Prepare to say farewell to Detective Sergeant Morse
‘It’s a bit like planning your own funeral, really,” is how Russell Lewis, the writer of Endeavour, described working on the final series. Because this is the end: three episodes and then the show wraps up for good. We know, obviously, that Morse will carry on policing for a very long time to come. But what about Fred Thursday? If they dare let anything bad happen to him, I’ll be protesting outside ITV.
The murder cases in Endeavour
have never been the point. Sometimes you’ll get a memorable one, and enjoy putting all the clues together, but others are just going through the motions. No, the appeal of Endeavour
is in the central performances of Shaun Evans as Morse and Roger Allam as Thursday, plus regular supporting players such as Anton Lesser as their chief superintendent.

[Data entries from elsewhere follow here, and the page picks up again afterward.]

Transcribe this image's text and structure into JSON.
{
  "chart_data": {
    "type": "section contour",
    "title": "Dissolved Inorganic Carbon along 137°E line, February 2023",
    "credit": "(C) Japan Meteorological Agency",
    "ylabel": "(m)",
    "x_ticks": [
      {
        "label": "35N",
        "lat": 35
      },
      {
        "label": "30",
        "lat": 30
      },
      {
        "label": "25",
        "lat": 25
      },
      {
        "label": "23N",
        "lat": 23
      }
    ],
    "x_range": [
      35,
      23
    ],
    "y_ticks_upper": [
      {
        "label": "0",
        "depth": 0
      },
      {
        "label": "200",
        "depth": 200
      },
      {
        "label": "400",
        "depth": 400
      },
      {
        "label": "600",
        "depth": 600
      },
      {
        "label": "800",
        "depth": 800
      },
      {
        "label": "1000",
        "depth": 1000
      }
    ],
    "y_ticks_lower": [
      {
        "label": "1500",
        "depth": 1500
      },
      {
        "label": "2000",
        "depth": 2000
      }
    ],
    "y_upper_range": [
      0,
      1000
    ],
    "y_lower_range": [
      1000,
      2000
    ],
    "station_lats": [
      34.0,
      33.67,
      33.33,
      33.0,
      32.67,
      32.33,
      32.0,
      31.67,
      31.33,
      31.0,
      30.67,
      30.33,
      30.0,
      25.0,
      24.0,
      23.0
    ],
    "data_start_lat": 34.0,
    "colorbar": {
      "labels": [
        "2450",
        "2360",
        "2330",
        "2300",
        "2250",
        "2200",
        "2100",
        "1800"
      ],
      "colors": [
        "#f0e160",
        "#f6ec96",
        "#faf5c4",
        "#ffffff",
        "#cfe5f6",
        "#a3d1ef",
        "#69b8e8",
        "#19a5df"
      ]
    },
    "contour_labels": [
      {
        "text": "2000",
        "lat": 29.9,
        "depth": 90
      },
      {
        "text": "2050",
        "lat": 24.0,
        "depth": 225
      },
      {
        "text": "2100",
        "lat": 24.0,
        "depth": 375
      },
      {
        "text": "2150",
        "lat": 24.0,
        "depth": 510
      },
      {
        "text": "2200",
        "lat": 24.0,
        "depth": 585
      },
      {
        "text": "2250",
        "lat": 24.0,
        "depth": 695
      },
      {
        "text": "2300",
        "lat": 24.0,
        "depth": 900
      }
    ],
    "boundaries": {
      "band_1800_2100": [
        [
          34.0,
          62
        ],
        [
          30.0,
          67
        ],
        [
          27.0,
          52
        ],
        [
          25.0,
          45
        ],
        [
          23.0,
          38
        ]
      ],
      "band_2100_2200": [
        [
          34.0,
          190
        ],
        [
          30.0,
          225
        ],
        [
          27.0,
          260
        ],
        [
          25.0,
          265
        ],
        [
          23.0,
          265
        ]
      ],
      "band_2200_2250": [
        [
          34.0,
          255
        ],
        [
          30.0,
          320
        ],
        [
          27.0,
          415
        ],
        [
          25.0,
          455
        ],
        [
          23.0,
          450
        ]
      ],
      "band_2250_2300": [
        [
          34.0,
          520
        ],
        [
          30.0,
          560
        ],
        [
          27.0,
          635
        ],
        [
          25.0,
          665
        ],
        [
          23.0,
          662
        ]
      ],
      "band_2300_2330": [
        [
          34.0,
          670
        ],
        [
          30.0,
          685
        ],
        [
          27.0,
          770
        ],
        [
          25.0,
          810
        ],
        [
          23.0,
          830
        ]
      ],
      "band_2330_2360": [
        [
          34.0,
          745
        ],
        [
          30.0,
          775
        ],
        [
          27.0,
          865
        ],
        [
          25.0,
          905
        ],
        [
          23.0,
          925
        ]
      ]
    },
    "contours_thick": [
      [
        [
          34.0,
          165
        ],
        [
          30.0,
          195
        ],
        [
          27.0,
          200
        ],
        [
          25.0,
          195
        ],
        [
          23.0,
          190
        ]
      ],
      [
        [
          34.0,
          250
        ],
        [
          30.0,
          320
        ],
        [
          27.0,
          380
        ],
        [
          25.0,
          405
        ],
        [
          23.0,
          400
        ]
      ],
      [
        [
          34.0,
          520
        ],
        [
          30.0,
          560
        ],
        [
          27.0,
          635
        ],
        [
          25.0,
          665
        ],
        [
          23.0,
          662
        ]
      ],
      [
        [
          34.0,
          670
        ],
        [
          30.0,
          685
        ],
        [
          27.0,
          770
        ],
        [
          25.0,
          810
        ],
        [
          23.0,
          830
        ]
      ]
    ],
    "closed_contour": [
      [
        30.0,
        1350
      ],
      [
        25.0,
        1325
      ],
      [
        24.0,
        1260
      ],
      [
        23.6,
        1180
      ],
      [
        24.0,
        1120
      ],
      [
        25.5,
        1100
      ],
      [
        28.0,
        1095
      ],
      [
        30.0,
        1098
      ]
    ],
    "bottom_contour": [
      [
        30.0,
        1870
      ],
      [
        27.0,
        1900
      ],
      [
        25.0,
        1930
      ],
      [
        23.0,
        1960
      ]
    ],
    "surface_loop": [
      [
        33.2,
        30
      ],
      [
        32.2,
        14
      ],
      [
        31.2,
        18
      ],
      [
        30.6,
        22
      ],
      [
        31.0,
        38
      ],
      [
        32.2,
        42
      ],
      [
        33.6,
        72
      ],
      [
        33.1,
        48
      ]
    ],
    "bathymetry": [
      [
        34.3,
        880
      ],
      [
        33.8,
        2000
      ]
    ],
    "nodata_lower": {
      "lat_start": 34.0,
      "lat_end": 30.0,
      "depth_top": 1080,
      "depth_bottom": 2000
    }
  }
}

That, and the period detail: the clothes and the furnishings; the department store where sales are logged by hand in a ledger; the sandwiches wrapped in greaseproof paper. The Thursdays’ home is what I love most: the wallpaper, the lampshades, those little wooden deer ornaments that I remember from my grandma’s mantelpiece.
This final series has been written to reward long-term fans, with references to past cases thrown in. A character
we haven’t seen for a few seasons made an unexpected return. Morse seems restored after unravelling in the last series. But there was also a new string of murders to solve. Two deaths were linked to the Oxford Concert Orchestra, a subject which not only played into Morse’s passion for classical music but meant that we got a dramatic soundtrack thrown in.
It wasn’t a classic mystery. The killer was quite easy to spot – it’s always the ones you least expect – and in some cases it was difficult to tell if the characters were being cagey or the actors were being stagey. There is often a divide in Endeavour between the lead characters, who have emotional depth and complexity, and the ones who are only here for one episode and are often caricatures. Here we had a bullying conductor and his protégée, a bitchy orchestra leader, and a pretentious musician drawling: “Wouldn’t know, old cock. Not my cup of lapsang.” One of the murders was carried out by a method that could have been plucked straight from an episode of Midsomer Murders.
Some other, more serious plot strands will carry forward into the last two episodes. Fingers crossed that Thursday will then take up a new job that sets him on the way to a decent pension and a happy retirement.
An admission: the words “German-language drama” and “Hitler” didn’t fill me with the joys of spring. But how wrong I was to pre-judge Faking Hitler (Channel 4). Against all my expectations, it turned out to be tremendous fun. It’s the story of the Hitler diaries, in which Germany’s Stern magazine – and newspapers across the world, including our own Sunday Times – were taken in by a sensational hoax.
The six-part series follows the two main players: Gerd Heidemann (Lars Eidinger), an unlikeable journalist in search of his next great scoop; and Konrad Kujau (Moritz Bleibtreu), a small-time forger who finds himself on a runaway train after Heidemann gets wind of the fake diaries he is trying to flog to a Nazi memorabilia collector.
It’s all done with a lightness of touch and a loving attention to the 1980s period detail. At times, you may wonder if the tone is too affectionate – contemporary reports suggested that Kujau was a Nazi sympathiser, whereas here he’s played for laughs – but the real-life story undeniably tipped into farce. Kujau was producing the diaries on the fly using the most basic materials and a very active imagination. “A New Year’s greeting to Mussolini?” says his girlfriend, looking at one of the pages he’s knocking up. “Yes. And there’s one for Franco in the oven,” replies Kujau, because that’s where he ages the paper.
A disclaimer at the end stresses that this is a “free interpretation of historical events” and certainly some elements have been changed. But the show does explain how everyone else was taken in – essentially, the diaries were purchased for millions without anyone in a position of power at Stern, or any other publication, having seen them.
It is also a study, albeit quite a superficial one, of how Germany dealt with its past, 40 years after the war. Some at Stern express revulsion at the idea of publishing the diaries, which present Hitler in a sympathetic light. But Heidemann’s colleagues also seem fine with the fact that he bought Hermann Goering’s yacht and dated Goering’s daughter. The story is interesting on many levels.